Wishing to have more property to divide among his children in inheritance, Littlejohn and his family purchased land and departed Leesburg for Kentucky in early September 1818. On October 29, Littlejohn and his wife arrived by boat in Louisville after delays due to low water, meeting his son Thomas, who had arrived several weeks earlier with various household goods. Upon discovering that Louisville residents had been raising money in reward for his preaching while in town, he wrote that he "begged it might be stopted [...] I could not think of prostrating the charrecter of a Local Methodist Preecher for Money." Littlejohn refused an offer from to be stationed as a preacher in Louisville. From there on, Littlejohn traveled to Christian County, where he discovered land acquired from a fellow Methodist was unsuitable for farming and falsely advertised. The family instead settled in Warren County, near Bowling Green, where his son had purchased additional land.

In 1819, he briefly returned to Leesburg to make trips to Washington City and Georgetown, where he conducted six marriages in less than two months. His host in Leesburg connected him with contacts in Virginia, and Littlejohn was hired to serve as a land agent in Kentucky. Upon returning to his family in December, they moved to Logan County, to a site on the Red River later identified with the unincorporated community of Corinth. Traveling within Southwestern Kentucky, he continued to preach while simultaneously serving as a land agent. He embarked on another journey from February to April 1820, traveling from Louisville to the Bluegrass on land inspection business. Staying with various family and business contacts, he traveled in a loop throughout the region. He visited Lexington, the state capital at Frankfort, and various other smaller Bluegrass settlements. He frequently lodged in Bourbon County, where he stayed with a colonel who had moved to the area from Loudoun County. Littlejohn, then in his late sixties, continued to work as a land agent throughout the 1820s, splitting time between itinerant preaching, attending land auctions, and assessing the quality and boundaries of land tracts. He additionally made money by charging fees for marriage ceremonies as he traveled. Following the theft of a prized horse in 1821, Littlejohn tracked the animal across Kentucky and Indiana, eventually recovering it in Lawrenceburg.

Monica Littlejohn died on January 16, 1828, and was buried at Russellville. Their son Lewis died that August, leaving behind a young daughter. Captain Hunter, a business contact of Littlejohn in Franklin County, took the girl in. In June 1830, Littlejohn arrived and preached at his old hometown in Leesburg, staying there until May 1831 and attending the Methodist general conference in Washington. Here he was granted readmission as a superannuated preacher to his original Baltimore Conference, although he returned to the Kentucky Conference in 1832. Despite previous opposition to the practice, Littlejohn purchased several slaves in his old age. The 1830 Census recorded his household as having seven slaves, including two children.

== Death and legacy ==
John Littlejohn died at his home in Logan County on May 13, 1836, possibly of cholera, and was buried in Russellville at the same graveyard as his wife. An obituary was later published in the Minutes of the Annual Conferences of the Methodist Episcopal Church. Littlejohn's death was preceded by all of his children except John, who died the following year at age 21. Most of Littlejohn's estate was willed to his son John, and granddaughter Catherine; however, his three granddaughters each inherited one slave, and John received two enslaved boys. Each slave was prescribed to be manumitted at the age of 25.
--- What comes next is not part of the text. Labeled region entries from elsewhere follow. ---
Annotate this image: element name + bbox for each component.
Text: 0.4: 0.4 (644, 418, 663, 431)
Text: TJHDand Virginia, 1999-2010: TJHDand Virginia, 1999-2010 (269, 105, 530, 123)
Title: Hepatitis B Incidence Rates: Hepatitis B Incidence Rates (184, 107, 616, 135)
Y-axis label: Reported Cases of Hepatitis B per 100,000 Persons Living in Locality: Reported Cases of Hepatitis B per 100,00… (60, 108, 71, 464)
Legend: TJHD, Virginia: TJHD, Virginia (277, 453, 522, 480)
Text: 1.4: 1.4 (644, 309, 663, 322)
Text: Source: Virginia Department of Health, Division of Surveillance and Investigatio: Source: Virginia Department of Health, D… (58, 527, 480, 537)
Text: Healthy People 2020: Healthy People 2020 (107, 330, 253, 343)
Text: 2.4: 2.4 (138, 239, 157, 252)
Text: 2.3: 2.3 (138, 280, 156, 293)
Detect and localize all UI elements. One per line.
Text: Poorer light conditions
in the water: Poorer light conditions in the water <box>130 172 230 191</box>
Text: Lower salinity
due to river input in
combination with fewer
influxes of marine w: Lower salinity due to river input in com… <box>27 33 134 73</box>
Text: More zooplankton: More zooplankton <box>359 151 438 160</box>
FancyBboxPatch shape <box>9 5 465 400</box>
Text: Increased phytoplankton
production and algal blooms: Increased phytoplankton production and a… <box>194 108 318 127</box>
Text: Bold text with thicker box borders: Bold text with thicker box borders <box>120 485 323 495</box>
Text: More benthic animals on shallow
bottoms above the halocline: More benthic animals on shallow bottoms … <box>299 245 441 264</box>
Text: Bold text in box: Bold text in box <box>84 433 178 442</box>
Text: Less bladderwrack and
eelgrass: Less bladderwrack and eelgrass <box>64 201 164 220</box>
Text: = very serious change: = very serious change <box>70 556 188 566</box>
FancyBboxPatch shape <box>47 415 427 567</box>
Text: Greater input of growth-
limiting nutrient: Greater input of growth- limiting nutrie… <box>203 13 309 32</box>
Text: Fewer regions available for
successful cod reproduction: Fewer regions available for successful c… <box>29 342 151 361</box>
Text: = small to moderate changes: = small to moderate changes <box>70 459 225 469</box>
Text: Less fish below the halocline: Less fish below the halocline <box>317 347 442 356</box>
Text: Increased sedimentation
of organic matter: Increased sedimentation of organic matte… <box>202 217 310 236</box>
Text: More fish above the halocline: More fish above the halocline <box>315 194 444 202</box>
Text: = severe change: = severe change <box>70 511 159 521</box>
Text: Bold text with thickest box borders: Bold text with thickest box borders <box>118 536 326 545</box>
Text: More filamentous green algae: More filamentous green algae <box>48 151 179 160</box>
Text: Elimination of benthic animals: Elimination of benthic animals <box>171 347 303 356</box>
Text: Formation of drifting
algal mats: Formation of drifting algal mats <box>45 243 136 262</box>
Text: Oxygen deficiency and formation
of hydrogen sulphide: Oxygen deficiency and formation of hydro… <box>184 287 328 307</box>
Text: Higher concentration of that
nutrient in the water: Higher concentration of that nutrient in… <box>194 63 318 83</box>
By the 1960s, his gravesite had fallen into disrepair, prompting the Kentucky Historical Society to partner with a local Methodist congregation to restore the site, with a new gravestone carved by a local Methodist surveyor. Bishop Roy Short of the Louisville Methodist Conference held a group prayer and dedication of the new gravestone on October 31, 1965. In October 2008, the Logan County Garden Club and Kentucky Historical Society unveiled a historical marker to mark his gravesite.